Datum uitspraak28 april 2021Publicatiedatum23 april 2021ZaaknummerC/09/604741 / HA ZA 20-1237InstantieRechtbank Den HaagTypeUitspraakRechtsgebiedCiviel recht; Burgerlijk procesrecht AI samenvatting door Lexboost • Automatisch gegenereerd
Incident inzake de internationale bevoegdheid van de rechtbank en geldige forumkeuze volgens Brussel I bis-Vo
In deze tussenuitspraak van de Rechtbank Den Haag, gedateerd 28 april 2021, wordt de internationale bevoegdheid van de rechtbank beoordeeld in een geschil tussen de Belgische vennootschap Piazza BVBA en de Nederlandse vennootschap Xpression XL B.V. Piazza heeft in de hoofdzaak gevorderd dat de overeenkomst met Xpression wordt ontbonden wegens een tekortkoming. Xpression heeft in het incident aangevoerd dat de rechtbank zich onbevoegd moet verklaren op basis van een forumkeuze in de algemene voorwaarden van de overeenkomst. De rechtbank overweegt dat de Brussel I bis-Verordening van toepassing is, aangezien de hoofdvordering na 10 januari 2015 is ingesteld en er sprake is van een rechtsverhouding met internationale aspecten. De rechtbank stelt vast dat de hoofdregel van de Brussel I bis-Verordening inhoudt dat de rechter van de lidstaat waar de gedaagde woonplaats heeft, bevoegd is. Daarnaast zijn er alternatieve bevoegdheidsgronden, waaronder een forumkeuze.
De rechtbank concludeert dat voor de geldigheid van een forumkeuze, zoals vastgelegd in algemene voorwaarden, een uitdrukkelijke verwijzing naar die voorwaarden in de ondertekende overeenkomst vereist is. In dit geval is de rol van Xpression in het contract onduidelijk, en er is geen bewijs van overeenstemming over de forumkeuze die voldoet aan de vereisten van de Brussel I bis-Verordening. De rechtbank wijst daarom de vordering van Xpression af en houdt de beslissing over de proceskosten aan tot het eindvonnis in de hoofdzaak. De zaak zal opnieuw op de rol komen voor een mondelinge behandeling op 26 januari 2022.
Voetnoten
1.Verordening (EU) nr. 1215/2012 van het Europese Parlement en de Raad van 12 december 2012 betreffende de rechterlijke bevoegdheid, de erkenning en de tenuitvoerlegging van beslissingen in burgerlijke en handelszaken (herschikking) (PbEU 2012, L 351/1)

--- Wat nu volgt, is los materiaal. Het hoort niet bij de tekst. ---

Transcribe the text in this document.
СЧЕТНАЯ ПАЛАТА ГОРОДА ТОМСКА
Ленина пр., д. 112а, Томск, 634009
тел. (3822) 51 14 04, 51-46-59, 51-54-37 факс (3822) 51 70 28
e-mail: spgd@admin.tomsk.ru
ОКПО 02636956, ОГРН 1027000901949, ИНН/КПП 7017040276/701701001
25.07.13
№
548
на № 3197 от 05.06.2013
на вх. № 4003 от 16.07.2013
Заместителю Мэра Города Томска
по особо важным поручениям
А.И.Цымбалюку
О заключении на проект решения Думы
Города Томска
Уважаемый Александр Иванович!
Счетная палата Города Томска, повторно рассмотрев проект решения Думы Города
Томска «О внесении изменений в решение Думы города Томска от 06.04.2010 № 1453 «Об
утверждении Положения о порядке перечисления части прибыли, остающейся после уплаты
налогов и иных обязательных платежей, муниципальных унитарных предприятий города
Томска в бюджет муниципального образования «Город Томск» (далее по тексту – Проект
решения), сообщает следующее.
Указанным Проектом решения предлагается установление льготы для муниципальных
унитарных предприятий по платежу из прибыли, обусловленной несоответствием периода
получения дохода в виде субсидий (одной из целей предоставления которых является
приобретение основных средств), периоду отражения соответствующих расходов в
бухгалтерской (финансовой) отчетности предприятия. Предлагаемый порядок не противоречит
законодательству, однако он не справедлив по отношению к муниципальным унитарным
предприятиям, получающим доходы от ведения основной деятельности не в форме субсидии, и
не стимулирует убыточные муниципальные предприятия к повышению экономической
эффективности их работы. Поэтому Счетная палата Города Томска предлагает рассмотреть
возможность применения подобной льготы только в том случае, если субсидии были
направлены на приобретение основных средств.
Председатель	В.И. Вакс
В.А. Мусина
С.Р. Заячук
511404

2.Vgl. HvJ EU 28 januari 2015, C-375/13, ECLI:EU:C:2015:37, Kolassa/Barclays Bank) en HvJ EU 16 juni 2016, C-12/15, ECLI:EU:C:2016:449, Universal /Schilling)
3.Verdrag van 27 september 1968 betreffende de rechterlijke bevoegdheid, de erkenning en de tenuitvoerlegging van beslissingen in burgerlijke en handelszaken, inwerkingtreding: 2-5-1999, laatstelijk gewijzigd op 2 mei 1999, Trb. 2001, 52
4.Vgl. HvJ EU 14 december 1976, nr. 24/76, ECLI:EU:C:1976:177, Colzani/Rüwa, HvJ EU 14 december 1976, nr. 25/76, ECLI:EU:C:1976:178, Segoura/Bonakdarian en HvJ EU 20 februari 1997, nr. C-106/95, NJ 1998, 565, MSG/Les Gravières Rhénanes).
5.Vgl. HvJ EU 7 juli 2016, ECLI:EU:C:2016:525, (Höszig/ Alstom).